I will give you a step by step on how to do just this. Feel free to go along, or simply start creating in your own unique style. At the end of this little lesson, I have a little freebie for you that you can even use Commercially!
(This tutorial was done on PSE 12)
Step 1 – Choose Background, Overlays, Newsprint, Patterned Papers
Choose your primary background paper you want to use overlays on and several painted overlays of your choosing and several background papers with text and/or patterns. In my tutorial here, I use background papers from Urban Sprawl and Unconditional. I have a text paper I have for my CU stash. And, the painted overlays are from Painted Overlays Vol. 1 and Subtle Overlays Vol. 2. I also used some paint spatter brushes from my Assorted Paint Brushes.
Step 2: Choose Background and Overlay You Wish to Clip
Choose your overlay and patterned paper/text paper of choice. Here I chose my grungy text paper and a scrapped paint overlay of mine.
Then drag the background paper on top of the painted overlay and clip onto the overlay. You clip the paper on to the overlay like you would a photo mask. Just select the paper on your layers panel, hover mouse between the paper and overlay at the same time holding down the Alt key (you should see an ‘eye’). Then while holding the alt key, click that eye with your mouse. That will clip the paper onto the overlay, as you can see above.
Then simply drag the papered overlay onto your paper.
Step 3: Repeat Process
All you have to do is repeat step two for the next overlay. I chose a different paper with a subtle pattern and a different overlay.
Looks like it starting to look pretty artsy!
Step 4: Repeat Step 2
OR, instead of using a pattern this time, I chose one of my more subtle paint overlays, made it white and just dragged it on top of the paper to make it look like I really painted on it.

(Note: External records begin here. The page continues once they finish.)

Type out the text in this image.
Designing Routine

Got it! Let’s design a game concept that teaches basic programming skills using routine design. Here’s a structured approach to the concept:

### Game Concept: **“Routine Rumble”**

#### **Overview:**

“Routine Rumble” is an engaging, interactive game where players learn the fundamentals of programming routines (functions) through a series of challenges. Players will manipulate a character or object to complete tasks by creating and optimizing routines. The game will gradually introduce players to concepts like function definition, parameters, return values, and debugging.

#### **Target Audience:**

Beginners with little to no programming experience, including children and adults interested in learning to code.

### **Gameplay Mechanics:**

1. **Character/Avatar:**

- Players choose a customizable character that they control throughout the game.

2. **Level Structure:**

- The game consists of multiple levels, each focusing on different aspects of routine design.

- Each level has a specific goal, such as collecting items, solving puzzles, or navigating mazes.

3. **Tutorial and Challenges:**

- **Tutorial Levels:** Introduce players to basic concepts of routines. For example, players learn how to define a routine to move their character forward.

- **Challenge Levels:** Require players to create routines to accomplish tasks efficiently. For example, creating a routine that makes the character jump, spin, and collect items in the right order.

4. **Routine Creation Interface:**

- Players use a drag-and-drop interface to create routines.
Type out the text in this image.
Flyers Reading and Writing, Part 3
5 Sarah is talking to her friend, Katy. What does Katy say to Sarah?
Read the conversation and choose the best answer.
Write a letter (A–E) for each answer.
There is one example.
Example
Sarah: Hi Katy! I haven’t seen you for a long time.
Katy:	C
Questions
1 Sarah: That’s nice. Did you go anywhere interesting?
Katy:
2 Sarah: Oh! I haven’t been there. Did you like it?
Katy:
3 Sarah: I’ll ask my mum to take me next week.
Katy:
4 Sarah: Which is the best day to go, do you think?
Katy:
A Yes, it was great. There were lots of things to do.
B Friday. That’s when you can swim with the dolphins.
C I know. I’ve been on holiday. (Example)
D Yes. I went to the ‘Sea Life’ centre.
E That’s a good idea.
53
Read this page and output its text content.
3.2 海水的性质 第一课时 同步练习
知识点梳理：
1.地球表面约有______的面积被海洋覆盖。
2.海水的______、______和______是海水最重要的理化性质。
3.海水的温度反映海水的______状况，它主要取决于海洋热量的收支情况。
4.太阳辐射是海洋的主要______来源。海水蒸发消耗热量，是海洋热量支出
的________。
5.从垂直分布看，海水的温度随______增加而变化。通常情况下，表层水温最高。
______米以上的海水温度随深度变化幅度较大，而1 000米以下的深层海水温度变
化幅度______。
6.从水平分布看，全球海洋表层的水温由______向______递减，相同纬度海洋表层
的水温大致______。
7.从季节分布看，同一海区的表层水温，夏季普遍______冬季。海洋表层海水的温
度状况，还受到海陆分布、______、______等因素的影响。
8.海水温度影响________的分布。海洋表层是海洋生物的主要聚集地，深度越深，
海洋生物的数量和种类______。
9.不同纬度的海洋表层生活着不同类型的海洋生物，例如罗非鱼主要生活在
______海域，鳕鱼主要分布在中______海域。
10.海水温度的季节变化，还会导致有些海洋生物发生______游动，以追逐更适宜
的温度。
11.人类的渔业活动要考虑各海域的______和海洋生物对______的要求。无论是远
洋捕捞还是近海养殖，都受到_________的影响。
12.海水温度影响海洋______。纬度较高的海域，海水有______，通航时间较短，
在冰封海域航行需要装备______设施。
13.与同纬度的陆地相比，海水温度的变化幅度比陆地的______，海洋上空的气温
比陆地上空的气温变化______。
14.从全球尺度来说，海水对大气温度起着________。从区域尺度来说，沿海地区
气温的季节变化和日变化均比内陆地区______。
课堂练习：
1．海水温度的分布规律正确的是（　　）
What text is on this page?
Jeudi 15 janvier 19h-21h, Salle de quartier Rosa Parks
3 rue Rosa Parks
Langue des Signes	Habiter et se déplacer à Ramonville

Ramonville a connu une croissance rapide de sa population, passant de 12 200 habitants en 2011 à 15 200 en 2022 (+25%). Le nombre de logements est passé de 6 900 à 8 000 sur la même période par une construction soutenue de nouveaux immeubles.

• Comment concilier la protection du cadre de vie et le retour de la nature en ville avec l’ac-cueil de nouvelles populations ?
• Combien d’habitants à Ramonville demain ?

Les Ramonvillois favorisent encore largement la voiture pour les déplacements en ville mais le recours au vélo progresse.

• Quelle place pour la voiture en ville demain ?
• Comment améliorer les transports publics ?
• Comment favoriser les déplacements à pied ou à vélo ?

Step 5: Repeat Step 2…Again
I did this process one more time, this time using a more bold color and some paint drips overlay to make it pop a bit.
Step 6: Add Some Brushes (Optional)
Last I just used some paint spatter brushes in white to make it look like I took my brush and got paint all over it. Just for fun!
There you have it! Easy as pie. And, you can mix and match your overlays and different papers and textures to create unique papers while conserving your stash.